(This the continuation of my journal entry from October 24, 2011.)
Over the past week I’ve gone back over 7 years worth of journals. In them, there are countless entries where I am crying out to God, asking questions, wondering why I’m not seeing results or answers to prayer, etc. Then sandwiched in between them are entries where I am trusting, surrendering, and thanking Him for what I believe He’s doing. But when I look back, those times I’ve laid in bed crying haven’t really been about the circumstances of my life. The circumstances of my life haven’t been that bad! In fact I’ve had a pretty good life (other than all this emotional turmoil!). The truth is, those times of desperation were because of my belief in God. I felt abandoned. Any painful memory from childhood that I have is magnified by the feeling that God didn’t rescue me. And all my present painful circumstances (sickness, financial problems, etc) have been magnified by the feeling that He wasn’t intervening.
So what happens if I remove God from the equation? Poof! Suddenly the things that happened in the past (my mom’s mental breakdown and illness, my parent’s inability to nurture me at times, sickness, financial difficulty, etc) all become just part of my life...just hurtful things that happened as a result of my environment, my own decisions, or interaction with fallible human beings. And when I look at my present circumstances, I can draw the same conclusions.

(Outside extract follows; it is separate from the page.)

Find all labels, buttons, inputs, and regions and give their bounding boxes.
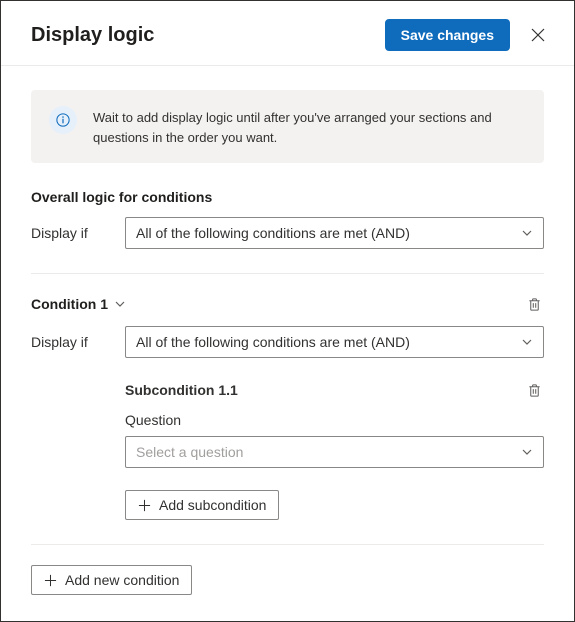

When I think back to how J and I have never been consistent about talking to our kids about God, I realize that we didn’t talk to them about spiritual things because deep down there was this disconnect for us on a personal level. Despite my deep and abiding faith, every time I’ve imagined sitting with our kids and really explaining “the gospel” to them, I just couldn’t figure out how to do it. How could we as parents convince them that they needed God? Any time we did talk about spiritual things with them I would feel uncomfortable and could tell they did, too. Why? It wasn’t that we were trying to teach them “law” – it was all grace and love. But in order to get them to actually trust God and interact with Him, we would have to convince them that they were depraved and hopeless without him.
Yesterday at church our pastor said something that really startled me – it’s something I’ve believed my whole life but suddenly heard with new ears. He said in the Old Testament that God had to give people the law so they’d behave in a righteous way. That was the only way that He could get near enough to them to interact with them without having to kill them (because of His holiness and their unrighteousness). This suddenly sounded shocking to me. I wrote in my notebook, “So if I stop believing in God and don’t follow the law to the letter, He will have to kill me.” For so many years these concepts made total sense to me. I'm cursed because of the fall of man and redeemed because of Christ. Without him I would be completely lost and broken. But now these are ideas that don't make sense. I just can’t seem to reconcile it all anymore.
I don’t want to be here. I don’t want to have these thoughts and feelings. I have so many questions my head is spinning. It is so hard to be in a room full of my friends who are worshipping God, while I stand there feeling like an outsider. I've never felt that way before. But what’s interesting is that I don’t feel that deep sense of loss and pain anymore. It seems that the more my belief in God erodes, the less pain I experience.
J and I have realized that in order to find truth, we can’t just limit our search to one place or one perspective. We must be willing to objectively look at what we believe, and actually look at the findings of others who don’t agree w/what we’ve always been taught. We are on a quest for truth. And we believe that if the God of the Bible is real, we will determine that for ourselves.
But in order to find the truth we must be open to the idea that what we have believed is actually wrong.